Tuesday, June 26, 2007

Lightening Bugs...

I realize that some folks call them fireflies... but I was thinking about them recently. My cousins from Florida were here to visit, this is my cousin who is a year older than me and she has 10 kids and has/is homeschooling all of them... wow, right?! Anyway, they do not have lightening bugs where they live. It was a neat thing then, while at Dad's house, the lightening bugs came out and we were running around like silly kids trying to catch them.

They always signify summer to me, and lazy days of playing at dusk with the kids in my neighborhood - kick the can was always a popular night game. But summer days are longer and more relaxed, right? Supposed to be, anyway. And as an adult, I have lost that carefree feeling. Nothing seems simple or fun, everything is rigid, routine, demanding, stressful... and I am a Christian! What is wrong with me? No joy in simple things; everything is so hard, especially lately.

I just returned from our youth mission trip to Pennsylvania, and this group was awesome. The youth/college students were very unified, no drama really, the adults all worked together, the worship was great... and it was exhausting, but in a good way.

Now, I am back home, back to work, back to bills and back to medical appointments with my mom... and I feel physically and mentally and emotionally exhausted... I sometimes just SCREAM at the Lord, WHY IS LIFE SO HARD?!! What have I done?
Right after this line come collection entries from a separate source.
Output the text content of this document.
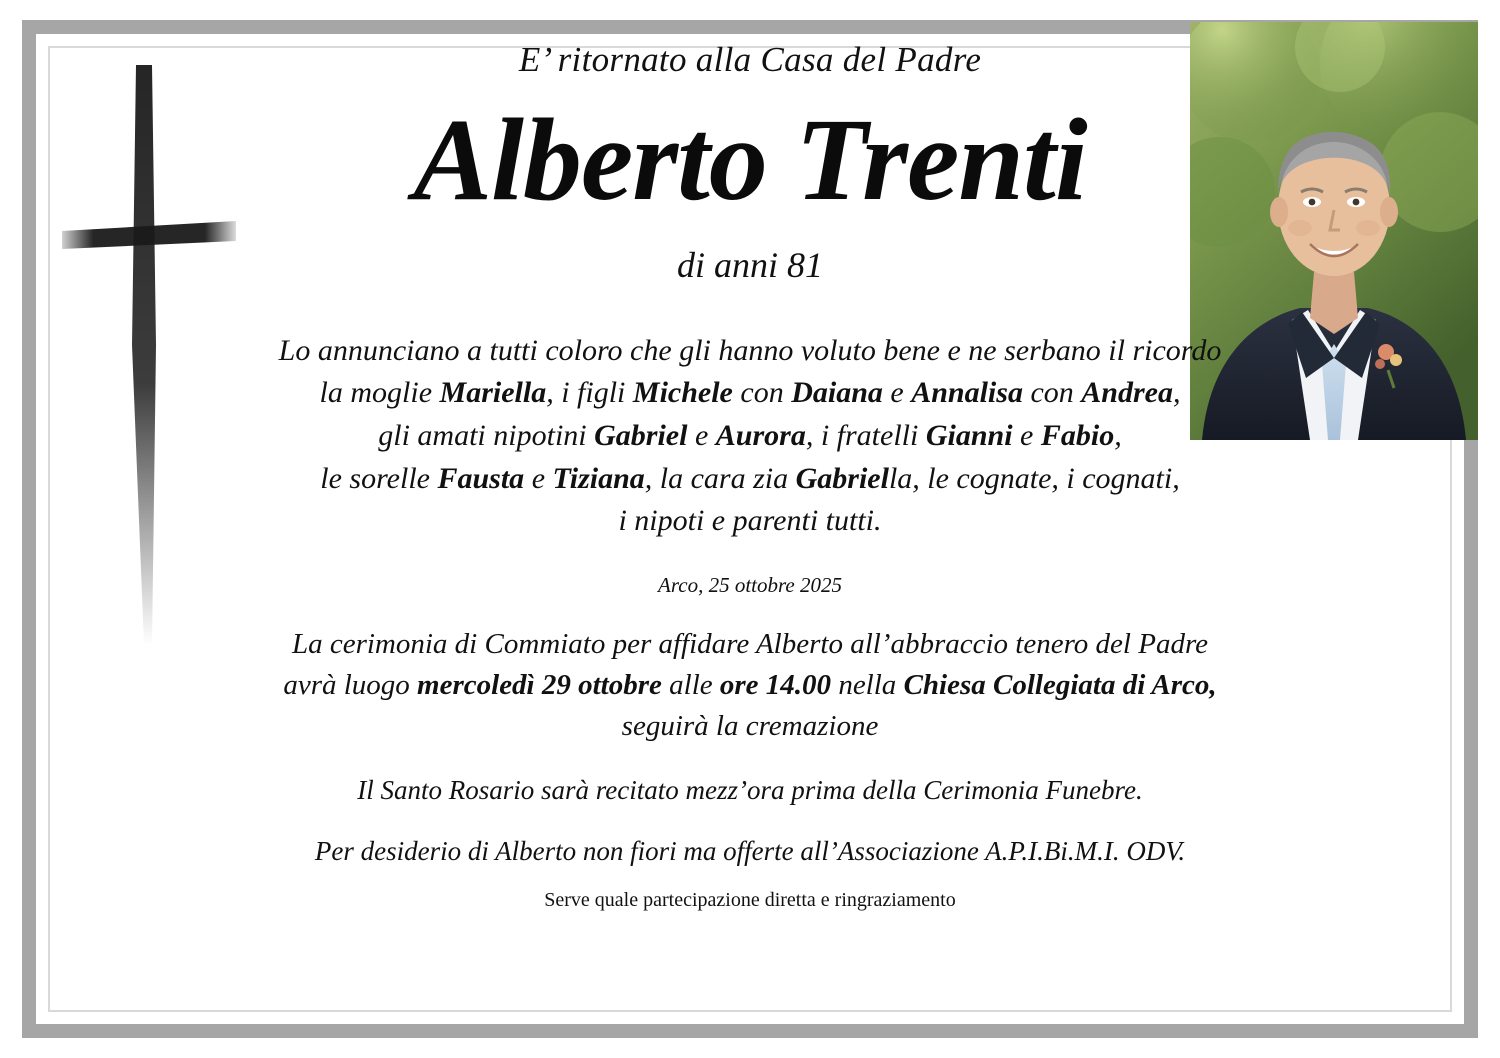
E’ ritornato alla Casa del Padre
Alberto Trenti
di anni 81
Lo annunciano a tutti coloro che gli hanno voluto bene e ne serbano il ricordo
la moglie Mariella, i figli Michele con Daiana e Annalisa con Andrea,
gli amati nipotini Gabriel e Aurora, i fratelli Gianni e Fabio,
le sorelle Fausta e Tiziana, la cara zia Gabriella, le cognate, i cognati,
i nipoti e parenti tutti.
Arco, 25 ottobre 2025
La cerimonia di Commiato per affidare Alberto all’abbraccio tenero del Padre
avrà luogo mercoledì 29 ottobre alle ore 14.00 nella Chiesa Collegiata di Arco,
seguirà la cremazione
Il Santo Rosario sarà recitato mezz’ora prima della Cerimonia Funebre.
Per desiderio di Alberto non fiori ma offerte all’Associazione A.P.I.Bi.M.I. ODV.
Serve quale partecipazione diretta e ringraziamento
Don't I deserve a break sometime??? And then immediately, the Holy Spirit within me says, what about Jesus? What did He ever do except LOVE ME? and be OBEDIENT to His Father? You see.. I cannot even have a proper pity party, the Lord just won't allow it.

I know that God is at work all around me, around us, and yet, I sometimes just do not see it. Like I would not have noticed the lightening bugs at my Dad's that night, except that my cousins were LOOKING FOR THEM! If I do not look for God's work, then I am not going to see it. How convicting is that? But I am still so tired...

I am grateful beyond imagination for the Christian brothers and sisters who encourage me... things that are done, maybe just a smile, that will give me just enough energy to push on, and make that next step... even when I am so tired of life.

Take notice of the lightening bugs around your place, and thank God for His Work in your life, even when you are too busy to notice.

2 comments:

Great-Granny Grandma said...

How true, and how well you've expressed it! I came upon your blog through my friend Julie, who accidently sent me a response meant for you (my name is also Sandy). I was about to say strange coincidence, but with God there are no accidents. :-)

Melissa said...

It's true, lightening bugs represent the simple things in life to me. Summer evenings at my grandparents' house, catching them and watching them glow. God is so good to give us the simple things to remind us of himself!